I first came across method one in late 1984 when my youngest son, who is now 36, was about to start school. I remember the infant mistress telling parents, “We don’t teach children to read all of the sounds in words any more, we just teach them to look at the first and last letters and guess what is in the middle.” To me that sounded like a recipe for disaster, so, over the summer holidays, I taught him the most common sound of each letter and how to blend them to read three letter words. At that stage I had not been teaching reading at all. My background was in teaching senior geology and maths.

He then marked time for two terms. This was also the time of “real books” instead of graded readers. In the third term his teacher went on long service leave and he had a young teacher who had trained in England and taught them phonics. He took off and has never looked back. He is now teaching in a university himself.

Things have changed a little since then. Now an emphasis on learning high frequency sight words just by heart has been added to the mix. But we are still left with the problem of what to do if your school uses this type of “whole language” or “balanced literacy” to teach initial literacy. Many major studies have shown that this leads to about 25% of children having significant on-going difficulties with reading and spelling.

So what do parents do? I chose to teach my son myself and he was fine. I started working as a support teacher in a high school setting the year after he started school. In the third year of that job, I had a large group of students come through who were having significant difficulty with reading at a Year 7 level because they just did not know any two and three-letter vowel sounds.

Since then I have spent my life developing material to help parents, students and teachers to tackle this problem in a way that does not require background knowledge – they can pick it up on the way through.
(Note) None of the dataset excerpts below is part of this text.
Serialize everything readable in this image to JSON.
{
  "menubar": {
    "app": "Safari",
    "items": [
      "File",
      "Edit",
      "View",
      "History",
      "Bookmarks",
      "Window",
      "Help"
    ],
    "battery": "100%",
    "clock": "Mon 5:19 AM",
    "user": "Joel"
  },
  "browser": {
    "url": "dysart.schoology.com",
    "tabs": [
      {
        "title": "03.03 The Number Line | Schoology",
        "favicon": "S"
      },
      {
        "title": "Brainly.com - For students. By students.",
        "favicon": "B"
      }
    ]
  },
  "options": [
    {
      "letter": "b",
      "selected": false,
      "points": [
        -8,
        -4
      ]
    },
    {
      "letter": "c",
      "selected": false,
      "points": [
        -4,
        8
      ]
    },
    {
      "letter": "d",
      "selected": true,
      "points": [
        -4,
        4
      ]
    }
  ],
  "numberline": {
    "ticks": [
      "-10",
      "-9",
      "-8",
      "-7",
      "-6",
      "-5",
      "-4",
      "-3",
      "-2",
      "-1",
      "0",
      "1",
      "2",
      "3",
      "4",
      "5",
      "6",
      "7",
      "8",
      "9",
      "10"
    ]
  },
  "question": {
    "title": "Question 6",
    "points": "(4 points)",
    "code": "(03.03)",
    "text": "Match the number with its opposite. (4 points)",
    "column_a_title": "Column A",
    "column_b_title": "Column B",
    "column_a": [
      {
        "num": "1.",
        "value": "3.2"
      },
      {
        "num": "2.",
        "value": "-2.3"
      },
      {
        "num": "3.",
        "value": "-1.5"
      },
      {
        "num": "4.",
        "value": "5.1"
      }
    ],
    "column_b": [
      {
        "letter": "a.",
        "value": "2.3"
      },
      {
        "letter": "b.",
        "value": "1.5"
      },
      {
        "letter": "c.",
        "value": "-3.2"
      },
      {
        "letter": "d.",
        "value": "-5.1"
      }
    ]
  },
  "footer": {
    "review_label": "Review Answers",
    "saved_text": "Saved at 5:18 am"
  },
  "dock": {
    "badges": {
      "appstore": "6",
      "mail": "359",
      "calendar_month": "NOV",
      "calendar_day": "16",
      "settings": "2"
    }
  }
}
Ironically, many teachers have not learned how to teach what is now known as explicit, systematic, synthetic phonics through their teacher training. This leads to confusion with “incidental or analytical phonics” that analyses words when they come across them. Most teachers are good hearted and have their students’ best interests at heart. But, when parents try to raise this issue, the reply is often, “But we do teach phonics.”

So we are still often left with the problem of how schools teach reading and what to do. It is the first year or two that is the crucial time to get the basics right.

I would love to hear other people’s stories and experiences.